No economy has ever achieved economic growth amidst a decline in the working population, Sharma told CNBC.
The long-held view is that China will continue to gain ground rapidly on developed economies, achieving high income status and surpassing the US as the world’s largest economy within the coming decade or so.
The analysts at Capital Economics are sceptical.
Over recent decades China has followed a similar growth trajectory to Japan, Korea and Taiwan, which are among the few emerging markets that have successfully made the transition to high income status. But China is reaching the limits of investment-led growth at a much lower level of income than its north-east Asian neighbours did.
With “remarkably good” infrastructure for its income level, and an “ample supply” of modern housing, the need for further rapid growth in construction has diminished, Capital Economics suggests.
And while Japan, Korea and Taiwan were still rapidly expanding their manufacturing sectors and exports at this stage in their development, China’s share of world exports is already higher than its neighbours ever achieved, plus it is already running into a global protectionist response.
Capital Economics draws on the population problem in noting China is also growing older much sooner than its Asian peers. A declining working-age population means employment will start contracting – something that only happened to peers once they had already reached high income levels.

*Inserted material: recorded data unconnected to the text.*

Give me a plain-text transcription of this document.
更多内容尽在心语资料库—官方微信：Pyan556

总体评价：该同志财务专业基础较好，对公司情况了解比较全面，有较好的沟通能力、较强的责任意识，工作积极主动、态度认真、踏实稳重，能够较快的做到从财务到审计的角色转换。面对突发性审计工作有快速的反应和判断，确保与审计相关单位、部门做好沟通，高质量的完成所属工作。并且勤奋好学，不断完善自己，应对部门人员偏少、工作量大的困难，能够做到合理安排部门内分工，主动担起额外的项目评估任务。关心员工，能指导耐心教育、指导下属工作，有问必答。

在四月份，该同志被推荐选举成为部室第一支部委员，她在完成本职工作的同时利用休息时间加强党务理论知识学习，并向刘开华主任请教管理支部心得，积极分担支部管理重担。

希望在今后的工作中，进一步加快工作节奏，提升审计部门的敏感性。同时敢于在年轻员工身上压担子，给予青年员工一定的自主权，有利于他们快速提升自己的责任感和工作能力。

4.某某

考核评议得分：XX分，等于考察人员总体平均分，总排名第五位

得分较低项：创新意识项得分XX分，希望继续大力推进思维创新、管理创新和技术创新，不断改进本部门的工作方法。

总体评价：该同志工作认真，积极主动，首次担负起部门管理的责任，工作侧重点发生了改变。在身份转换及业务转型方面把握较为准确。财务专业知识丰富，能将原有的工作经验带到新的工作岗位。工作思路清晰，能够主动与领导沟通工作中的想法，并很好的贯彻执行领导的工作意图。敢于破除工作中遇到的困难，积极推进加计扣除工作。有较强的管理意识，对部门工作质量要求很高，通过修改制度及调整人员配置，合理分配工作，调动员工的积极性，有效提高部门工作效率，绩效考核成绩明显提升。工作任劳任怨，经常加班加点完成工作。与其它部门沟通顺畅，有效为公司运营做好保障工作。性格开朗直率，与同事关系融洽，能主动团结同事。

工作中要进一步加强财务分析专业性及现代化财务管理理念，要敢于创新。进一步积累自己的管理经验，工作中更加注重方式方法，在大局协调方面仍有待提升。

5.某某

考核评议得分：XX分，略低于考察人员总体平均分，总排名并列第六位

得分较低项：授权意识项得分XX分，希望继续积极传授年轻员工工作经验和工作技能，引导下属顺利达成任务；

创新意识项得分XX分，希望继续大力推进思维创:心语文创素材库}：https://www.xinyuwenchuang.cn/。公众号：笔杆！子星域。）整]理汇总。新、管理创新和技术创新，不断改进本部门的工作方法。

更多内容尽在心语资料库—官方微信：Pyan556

Although there has been some effort to move away from an emphasis on growth at all costs, China’s leaders clearly still have high ambitions for future economic performance, Capital Economics notes. They have set a GDP growth target of “about 6.5%” for this year, and a prior commitment to double GDP by 2020 relative to 2010 levels in order to create a “moderately prosperous society” implies that they will target similarly rapid growth to the start of the next decade.
No “hard” growth targets have been set for growth beyond 2020 (noting covid rather got in the way), but Xi Jinping has set goals of China being a “modern socialist country” by 2035 and a “rich and powerful socialist country” by 2050.
Implicit in this bold vision, Capital Economics notes, is that China continues its rapid climb up the development ladder, reaching high income status in the coming decades.
“The odds aren’t in his favour,” the analysts warn.
Ruchir Sharma has a warning for other analysts – the ones who remain blindly optimistic on China’s growth:
“While analysts may have little to lose from rosy forecasts, the rest of us do. ‘Boomy’ chatter has contributed to investors’ loss of hundreds of billions of dollars in China in just the past four months. Further, global growth may prove weaker than expected in 2023, since the hope is that a US downturn will be countered by the China reopening boom, which may never come.
“It is time to expose this charade before the fallout gets worse.”
China is now experiencing a new wave of covid, being the new omicron variant also turning up elsewhere, such as in Australia.
Medical experts in Australia have noted that each successive wave of covid is resulting in fewer cases than the last. The population is now up to its fifth vaccine – and specifically an omicron vaccine this time – being freely available.
China’s previous covid waves were exacerbated, experts assume, by the ineffectiveness of its homegrown vaccines, and China refused offers of the more effective mRNA vaccines developed in the US.
China is now scrambling to come up with and distribute an omicron vaccine ahead of the northern winter. The latest wave is expected to peak next month at 65 million cases.
While Australia and others have now long abandoned lockdowns and learned to “live with covid”, China’s flip-flopping policies have not provided the same result.